“The mural thing within the press has sort of gotten out of control,” says the Brooklyn songwriter, who did spend time in art school and making more meaningful paintings than the much-discussed murals that have made an appearance in numerous music publications. “The murals were not an expressive thing for me. It’s basically like hand-painted wall paper.”
Next, the renaming of his act from Luke Temple to Here We Go Magic, did not signal the start of Temple writing in a group dynamic. Ironically, he says, he has never been more alone in making the eponymous LP release.
“This one was completely me,” Temple says. “I really wasn’t even interested in putting a band together, but when we released it, it started to generate some steam and it’s not really solo performance music, so I put a band together.”
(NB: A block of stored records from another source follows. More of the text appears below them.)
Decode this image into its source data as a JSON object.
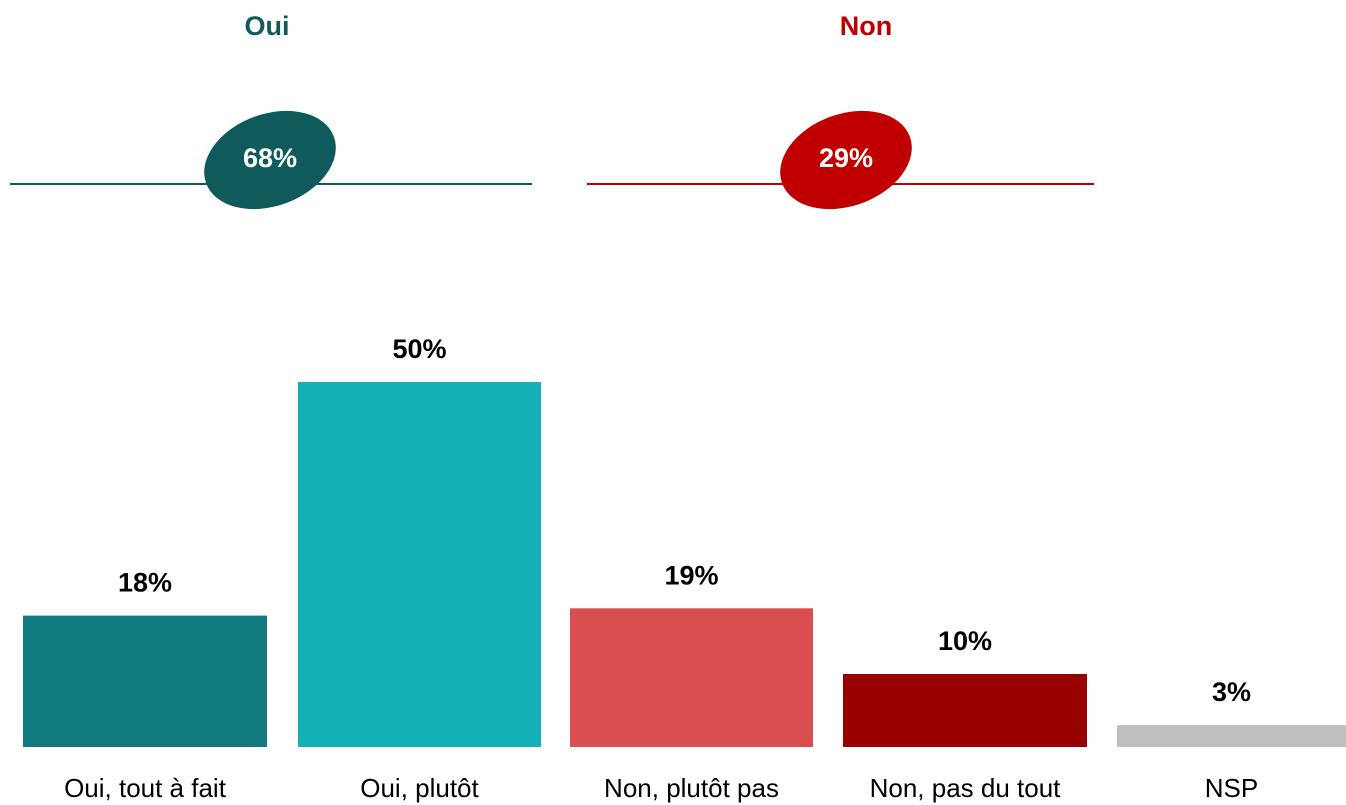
{
  "chart_data": {
    "type": "bar",
    "groups": [
      {
        "name": "Oui",
        "value": 68,
        "value_label": "68%",
        "color": "#0f5b5c"
      },
      {
        "name": "Non",
        "value": 29,
        "value_label": "29%",
        "color": "#c00000"
      }
    ],
    "categories": [
      "Oui, tout à fait",
      "Oui, plutôt",
      "Non, plutôt pas",
      "Non, pas du tout",
      "NSP"
    ],
    "values": [
      18,
      50,
      19,
      10,
      3
    ],
    "value_labels": [
      "18%",
      "50%",
      "19%",
      "10%",
      "3%"
    ],
    "colors": [
      "#107a80",
      "#14b0b8",
      "#d94f50",
      "#990000",
      "#bfbfbf"
    ]
  }
}
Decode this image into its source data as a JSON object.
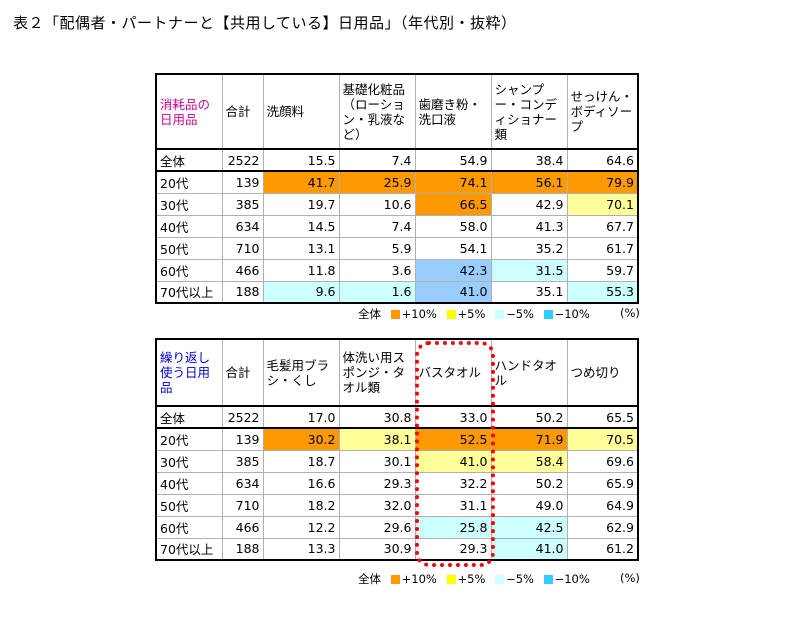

But in the writing states, Temple embraced his isolation to inspire his lyrics, emptying even his head.
“I try to leave my mind as blank as possible. I feel like usually the most interesting images I create, or the most interesting configuration of words is when I’m allowing myself to be empty,” Temple says.
“I just try to tap into something emotional and to me, emotions are more real than any sort of conceptualized thoughts or ideas. Usually I find it has a lot of meaning to me and when I listen to it after I’m finished, I find that I do identify with it, either through a yearning or something or a place I remember or want to be at. I just try to keep it open.”
The openness leaves room for the listener to color Temple’s creation with their own experiences. It’s also part of the reason nearly every review has pegged Temple’s sound as “expansive” and “hypnotic.”
As Temple puts it, his songs build linearly through nuance and detail more than any abrupt changes in tempo or structure.
“I like making music that doesn’t force too much on you and gives you room to let your mind drift where it will. To me that’s the most interesting way to experience art or music,” he says. “On stuff where there’s a lot of instruments and syncopations and you sort of have to hold on for dear life, you sort of have to come to terms with the music on its terms because it’s letting you know that it’s far more complicated than you are. There’s a kind of humility in my music and a kind of simplicity so the listener can feel really integrated into it as an experiential thing.”
Often dressed up with delay and reverberating strings, the repetition of a verse, slightly varied with every iteration, greatly appeals to him … and apparently also to the writers in both Rolling Stone and the New York Times. Two of his celebrated peers, Sufjan Stevens and Death Cab for Cutie’s Ben Gibbard, have also chimed in to applaud Temple’s sweet, high-pitched pipes.
The buzz building around the latest album has been more palpable than in the past, Temple says, and he’s eager to hit the road on a tour that brings him and his touring band to D.C.’s The Red and The Black on March 7.
“I actually feel that when we leave New York there will actually be people at our shows,” Temple says. “Maybe no more than a handful, but that still will be more than I’ve ever experienced outside of New York.”